Though his lifelong base was Paris, Armand Petitjean was always most comfortable in wild nature, especially the hills and mountains which reflected his sparse style, always tending towards the abstract. His artistic career began as a lithographic apprentice, and at the age of just seventeen he won the Gustave Doré prize for one of his woodcut book illustrations.
Five years later, in 1933, he decided to give up the city and printmaking to become a painter. It was the start of a personal and artistic journey that took him from Béarn in the Pyrenees, to Provence, and finally back to Paris. While living and painting in the mountains he became close, possibly intimate, friends with the mountaineering pioneer Robert Ollivier; they lived together for a while in 1938 and Armand painted a series of gaunt landscapes of abandoned mountain villages.

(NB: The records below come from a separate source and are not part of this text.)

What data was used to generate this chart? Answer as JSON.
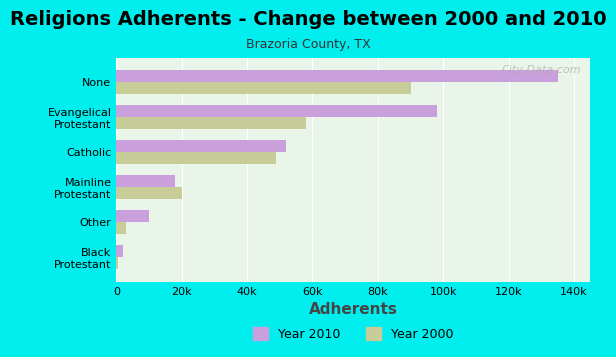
{
  "title": "Religions Adherents - Change between 2000 and 2010",
  "subtitle": "Brazoria County, TX",
  "xlabel": "Adherents",
  "categories": [
    "Black\nProtestant",
    "Other",
    "Mainline\nProtestant",
    "Catholic",
    "Evangelical\nProtestant",
    "None"
  ],
  "year2010": [
    2000,
    10000,
    18000,
    52000,
    98000,
    135000
  ],
  "year2000": [
    500,
    3000,
    20000,
    49000,
    58000,
    90000
  ],
  "color_2010": "#c9a0dc",
  "color_2000": "#c8cc99",
  "bg_color": "#00eeee",
  "plot_bg": "#e8f5e8",
  "xlim": [
    0,
    145000
  ],
  "xticks": [
    0,
    20000,
    40000,
    60000,
    80000,
    100000,
    120000,
    140000
  ],
  "xtick_labels": [
    "0",
    "20k",
    "40k",
    "60k",
    "80k",
    "100k",
    "120k",
    "140k"
  ],
  "watermark": "City-Data.com",
  "legend_year2010": "Year 2010",
  "legend_year2000": "Year 2000",
  "bar_height": 0.35,
  "title_fontsize": 14,
  "subtitle_fontsize": 9,
  "xlabel_fontsize": 11
}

After the Nazi invasion of France in June 1940, together with thousands of other ‘dangerous radicals’, Petitjean was detained in the Stalag 150 prison camp at Sens for several months, where he met and made friends with the writer André Malraux; the experience marked him deeply and opened up new artistic horizons.
Receiving a prize for young painters in 1946, he took part in the Salon de Mai, the Salon d’Automne, Comparaisons, and from 1966 the Réalités Nouvelles, an exhibiting society devoted to pure abstract art. Little by little he abandoned figurative compositions to engage in abstract expressionism. In the 1960s Petitjean was one of a group of painters surrounding the Hungarian philosopher, poet, historian and critic Imre Pan. A 1970 critique of Petitjean’s work tells that ‘He is one of those artists who have succeeded in conquering lightness and transparency’.